Rentabilité : la franchisée « seule responsable » de ses prévisions et de ses résultats, dit l’arrêt
Concernant la question de la rentabilité, la franchisée estime avoir été victime d’une erreur, n’ayant atteint, lors de ses deux premières années, que 71 et 88 % des niveaux de chiffres d’affaires prévus.
Un écart qui, aux yeux des magistrats ne suffit pas à caractériser une faute du franchiseur. D’autant que, relèvent-ils, « en l’absence de prévisionnels fournis par (l’enseigne), la (plaignante) a établi ses prévisions sous sa seule responsabilité, prenant en référence les niveaux d’activité réalisés par un établissement d’une surface 30 % supérieure (à la sienne) ». La cour ajoute sa remarque habituelle sur le fait que, de toute manière, « de multiples facteurs », tel que « la conjoncture économique » ou « la gestion du gérant » « interviennent dans la détermination de la rentabilité d’une opération économique »…
Ni absence de savoir-faire, ni fautes contractuelles selon la cour
Quant à l’existence d’un savoir-faire, « préalablement éprouvé dans des points de vente pilotes depuis 2006 », elle est « évidente » pour les juges, vu la notoriété de la marque, la déclinaison de produits proposés aux consommateurs, l’agencement des points de vente, etc. En outre, la franchisée « l’a reconnu en signant le contrat après avoir pris connaissance de l’activité, des méthodes d’exploitation (et de commercialisation) et s’être rendue dans deux magasins du franchiseur à Paris ».

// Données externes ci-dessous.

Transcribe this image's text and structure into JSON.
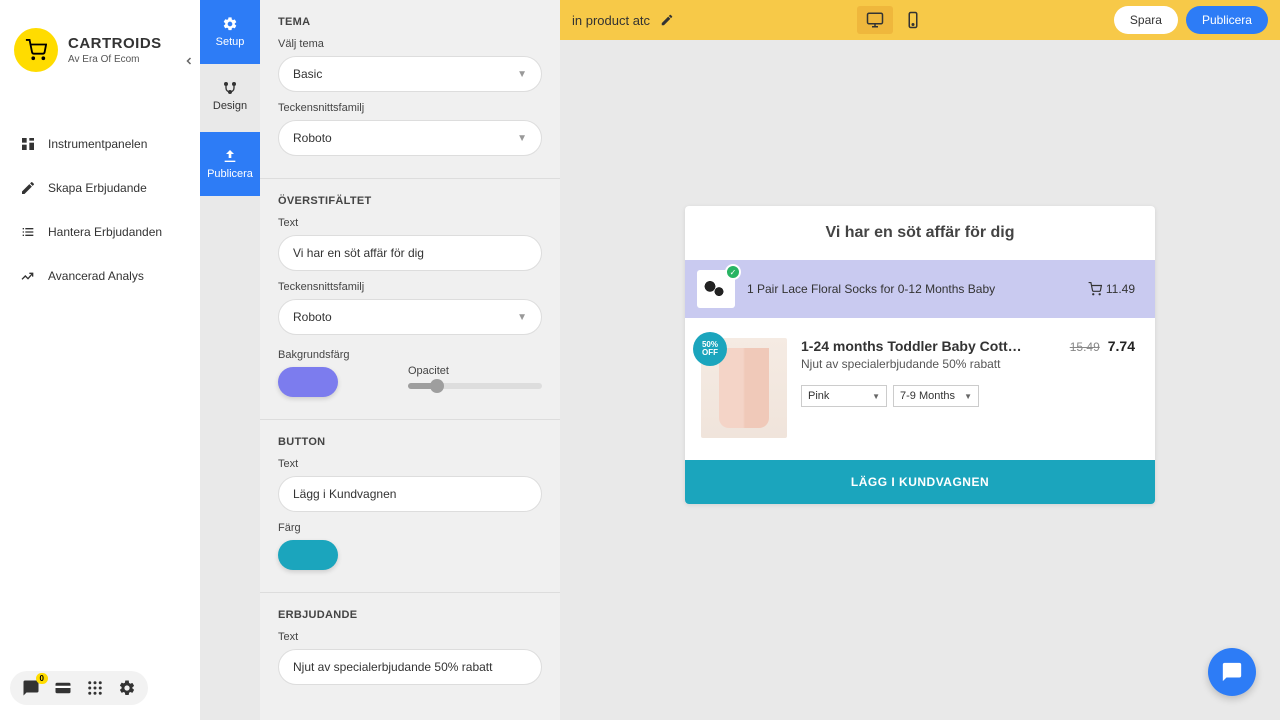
{
  "brand": {
    "name": "CARTROIDS",
    "subtitle": "Av Era Of Ecom"
  },
  "nav": {
    "dashboard": "Instrumentpanelen",
    "create": "Skapa Erbjudande",
    "manage": "Hantera Erbjudanden",
    "analytics": "Avancerad Analys"
  },
  "vtabs": {
    "setup": "Setup",
    "design": "Design",
    "publish": "Publicera"
  },
  "sections": {
    "tema": {
      "title": "TEMA",
      "choose": "Välj tema",
      "theme_value": "Basic",
      "font_label": "Teckensnittsfamilj",
      "font_value": "Roboto"
    },
    "overst": {
      "title": "ÖVERSTIFÄLTET",
      "text_label": "Text",
      "text_value": "Vi har en söt affär för dig",
      "font_label": "Teckensnittsfamilj",
      "font_value": "Roboto",
      "bg_label": "Bakgrundsfärg",
      "opacity_label": "Opacitet"
    },
    "button": {
      "title": "BUTTON",
      "text_label": "Text",
      "text_value": "Lägg i Kundvagnen",
      "color_label": "Färg"
    },
    "erbjudande": {
      "title": "ERBJUDANDE",
      "text_label": "Text",
      "text_value": "Njut av specialerbjudande 50% rabatt"
    }
  },
  "topbar": {
    "title": "in product atc",
    "save": "Spara",
    "publish": "Publicera"
  },
  "preview": {
    "headline": "Vi har en söt affär för dig",
    "cart_item": {
      "name": "1 Pair Lace Floral Socks for 0-12 Months Baby",
      "price": "11.49"
    },
    "offer": {
      "badge_line1": "50%",
      "badge_line2": "OFF",
      "name": "1-24 months Toddler Baby Cott…",
      "desc": "Njut av specialerbjudande 50% rabatt",
      "old_price": "15.49",
      "new_price": "7.74",
      "variant1": "Pink",
      "variant2": "7-9 Months"
    },
    "atc": "LÄGG I KUNDVAGNEN"
  },
  "bottom_badge": "0"
}
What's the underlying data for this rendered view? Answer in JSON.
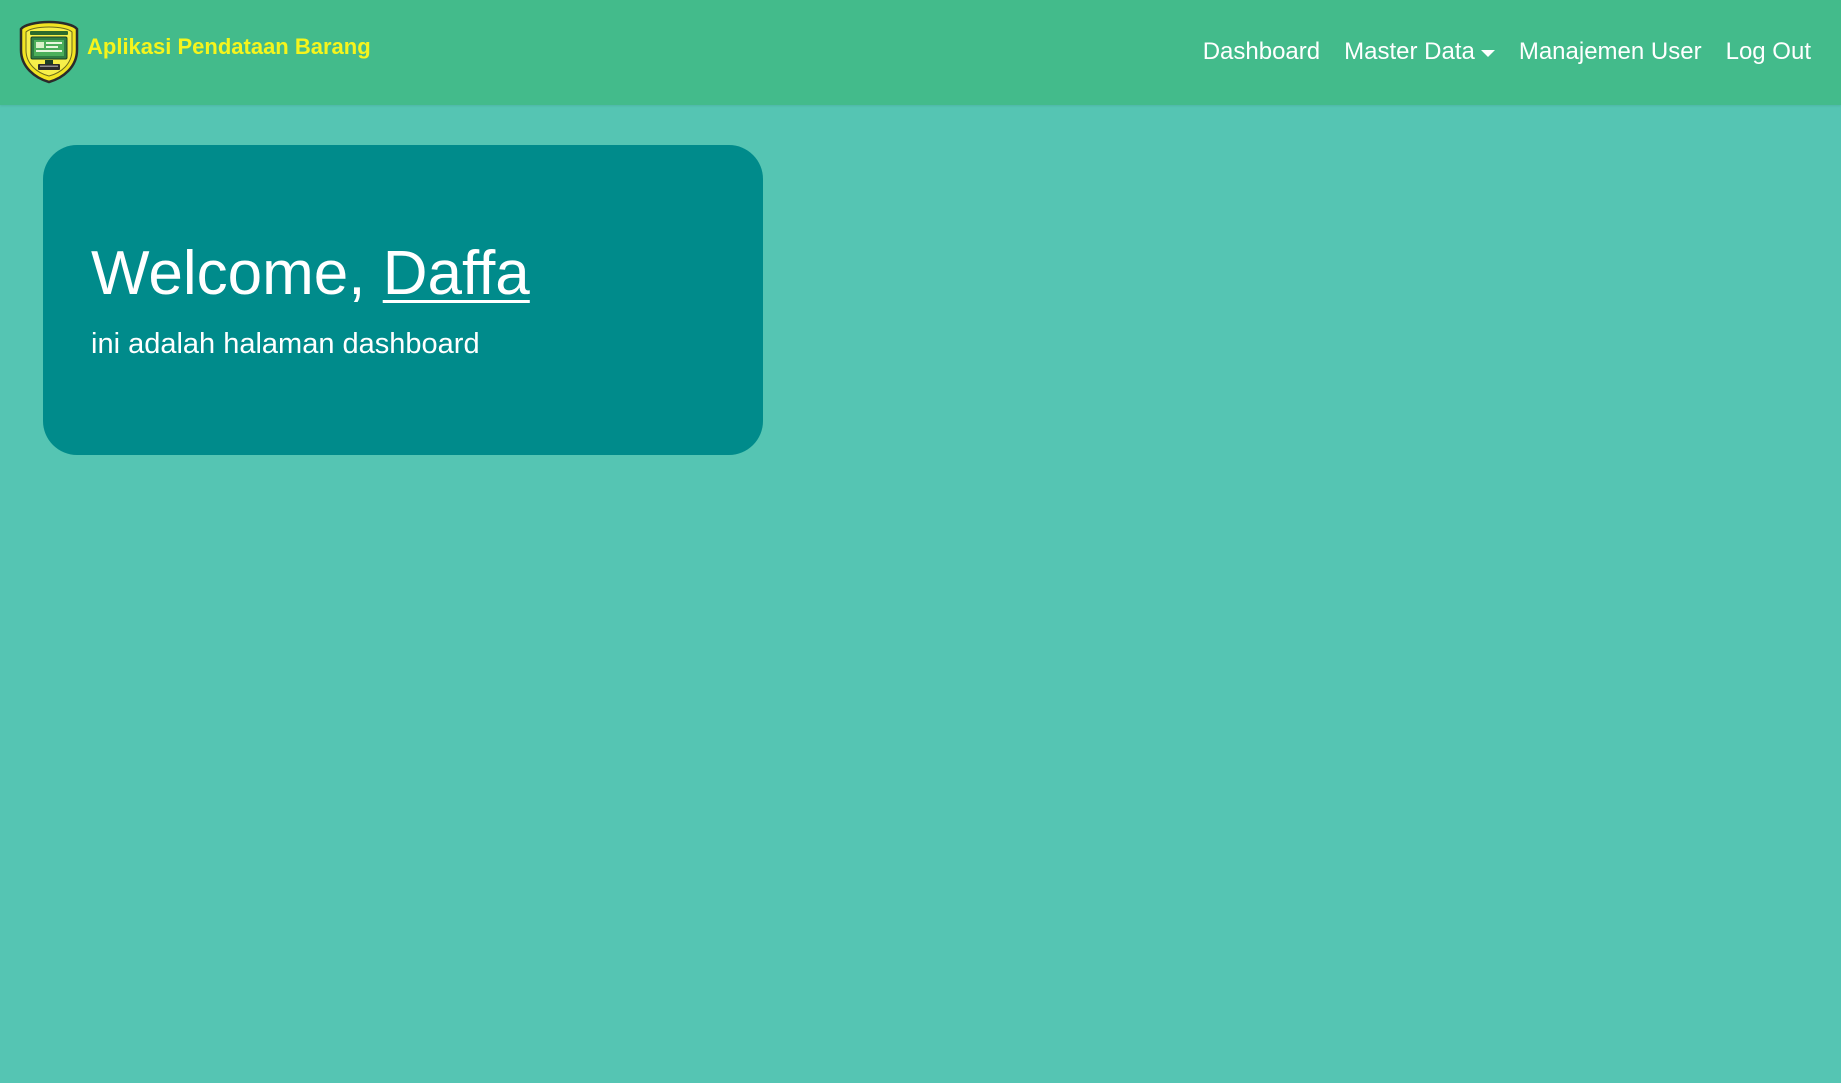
{
  "app": {
    "title": "Aplikasi Pendataan Barang",
    "logo_icon": "shield-emblem-icon"
  },
  "nav": {
    "items": [
      {
        "label": "Dashboard"
      },
      {
        "label": "Master Data",
        "has_dropdown": true
      },
      {
        "label": "Manajemen User"
      },
      {
        "label": "Log Out"
      }
    ]
  },
  "welcome": {
    "greeting": "Welcome, ",
    "user_name": "Daffa",
    "subtitle": "ini adalah halaman dashboard"
  },
  "colors": {
    "navbar_bg": "#43bb8b",
    "page_bg": "#55c5b3",
    "card_bg": "#008b8b",
    "brand_text": "#f5f51c",
    "nav_text": "#ffffff"
  }
}
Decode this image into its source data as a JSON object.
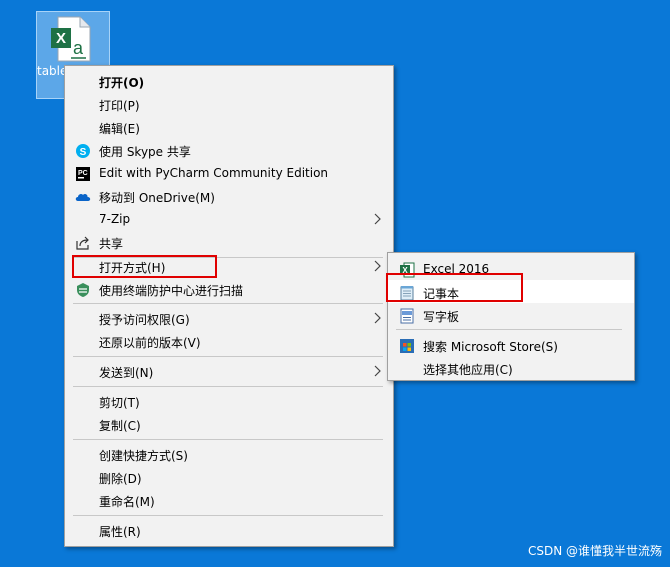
{
  "desktop_icon": {
    "label": "table",
    "icon": "excel-file-icon"
  },
  "context_menu": {
    "items": [
      {
        "label": "打开(O)",
        "bold": true
      },
      {
        "label": "打印(P)"
      },
      {
        "label": "编辑(E)"
      },
      {
        "label": "使用 Skype 共享",
        "icon": "skype-icon"
      },
      {
        "label": "Edit with PyCharm Community Edition",
        "icon": "pycharm-icon"
      },
      {
        "label": "移动到 OneDrive(M)",
        "icon": "onedrive-cloud-icon"
      },
      {
        "label": "7-Zip",
        "submenu": true
      },
      {
        "label": "共享",
        "icon": "share-icon"
      },
      {
        "label": "打开方式(H)",
        "submenu": true,
        "highlighted": true
      },
      {
        "label": "使用终端防护中心进行扫描",
        "icon": "shield-scan-icon"
      },
      {
        "label": "授予访问权限(G)",
        "submenu": true
      },
      {
        "label": "还原以前的版本(V)"
      },
      {
        "label": "发送到(N)",
        "submenu": true
      },
      {
        "label": "剪切(T)"
      },
      {
        "label": "复制(C)"
      },
      {
        "label": "创建快捷方式(S)"
      },
      {
        "label": "删除(D)"
      },
      {
        "label": "重命名(M)"
      },
      {
        "label": "属性(R)"
      }
    ]
  },
  "open_with_submenu": {
    "items": [
      {
        "label": "Excel 2016",
        "icon": "excel-icon"
      },
      {
        "label": "记事本",
        "icon": "notepad-icon",
        "highlighted": true
      },
      {
        "label": "写字板",
        "icon": "wordpad-icon"
      },
      {
        "label": "搜索 Microsoft Store(S)",
        "icon": "store-icon"
      },
      {
        "label": "选择其他应用(C)"
      }
    ]
  },
  "watermark": "CSDN @谁懂我半世流殇",
  "colors": {
    "desktop": "#0a78d7",
    "menu_bg": "#f2f2f2",
    "annotation": "#e00000"
  }
}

Il n’y a donc, pour la cour d’appel de Paris, aucune raison d’annuler le contrat de franchise litigieux.
A titre subsidiaire, la société franchisée réclamait la résiliation du contrat aux torts exclusifs du franchiseur (et les mêmes indemnités qu’en cas d’annulation du contrat) pour une série de motifs : défaut d’assistance, concurrence déloyale, pratique de prix imposés, non-respect des remises dues, un changement de politique commerciale imposé en 2012 sur un des rayons entrainant une baisse du chiffre d’affaires global, etc.
La cour détruit un à un minutieusement tous les arguments de la plaignante et la déboute là encore de ses demandes, la condamnant pour finir aux frais de procédure.